Des poètes pacifistes à lire, du Japon à la Bretagne, en passant par l’Europe de l’Est

A la fin de la seconde guerre mondiale, le Japon a développé une culture pacifiste inscrite dans sa Constitution. L’article 9, intitulé « Renonciation à la guerre », affirme le refus de la force comme moyen de résolution des conflits internationaux et la non reconnaissance de la belligérance de l’Etat.

Mais l’adoption, en 2015, de la réforme militaire de Shinzo Abe (assassiné en pleine rue en 2022), a changé la donne. Adoptée dans une incroyable cacophonie (les parlementaires en sont venus aux mains), la réforme a permis de « normaliser » les forces d’autodéfense, c’est à dire, d’ouvrir la voie à une remilitarisation, avec un matériel technique le plus avancé d’Asie, un budget militaire qui dépasse celui de la France, et la levée de l’embargo sur les exportations d’armes.
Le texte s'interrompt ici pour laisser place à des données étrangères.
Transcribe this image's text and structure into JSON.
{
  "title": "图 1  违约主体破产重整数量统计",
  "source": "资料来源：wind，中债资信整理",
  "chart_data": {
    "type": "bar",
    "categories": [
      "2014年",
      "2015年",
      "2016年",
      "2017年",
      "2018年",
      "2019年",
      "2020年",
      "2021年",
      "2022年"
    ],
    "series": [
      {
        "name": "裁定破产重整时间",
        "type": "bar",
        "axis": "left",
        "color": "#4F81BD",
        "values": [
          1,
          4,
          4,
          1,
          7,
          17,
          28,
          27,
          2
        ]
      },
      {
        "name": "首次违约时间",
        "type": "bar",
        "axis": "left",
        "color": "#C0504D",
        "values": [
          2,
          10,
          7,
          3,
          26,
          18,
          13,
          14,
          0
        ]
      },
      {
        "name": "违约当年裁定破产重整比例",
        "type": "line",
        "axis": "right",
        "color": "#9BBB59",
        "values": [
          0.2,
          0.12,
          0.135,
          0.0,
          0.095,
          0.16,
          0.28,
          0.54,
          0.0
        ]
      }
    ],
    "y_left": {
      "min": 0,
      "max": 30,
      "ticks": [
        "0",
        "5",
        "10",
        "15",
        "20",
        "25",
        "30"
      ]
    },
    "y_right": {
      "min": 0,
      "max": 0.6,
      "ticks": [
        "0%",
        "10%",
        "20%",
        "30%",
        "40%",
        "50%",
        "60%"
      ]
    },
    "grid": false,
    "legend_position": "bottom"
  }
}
C’est dans ce contexte de tensions exacerbées que le traducteur et comparatiste Seegan Mabesoone a eu la très bonne idée de réhabiliter les poètes pacifistes persécutés au Japon dans les années 1940. Avec trois publications : « « Haïkus de la Résistance japonaise (1929 -1945) », « Criminel pour quelques haïkus, mémoires de prison de Hosoya Genji », et « Cet été-là, j’ étais soldat, Mémoires de guerre de Tôta Kaneko », Mabesoone érige, avec la complicité des éditions Pippa, une modeste « stèle de papier » à ces Résistants oubliés.

Ces témoignages nous aident à comprendre, concrètement, les étapes de la fabrication du consentement à la guerre (en particulier les mémoires de prison de Hosoya), les souffrances du quotidien, l’absurdité des délires de puissance au regard de la condition humaine et de son extrême humilité.

En 2018, Seegan Mabesoone et le poète Tôta Kaneko constatent avec inquiétude que le souvenir de l’horreur de la guerre tend à disparaître de la mémoire collective des Japonais et tragiquement de celle des jeunes indifférents à la commémoration de criminels de guerre. Ils ont alors l’initiative d’ériger un monument à Ueda (préfecture de Nagano) à la mémoire des 45 poètes emprisonnés pendant ces sombres années, avec le modeste soutien du Brestois Alain Kervern, disciple de Tôta Kaneko.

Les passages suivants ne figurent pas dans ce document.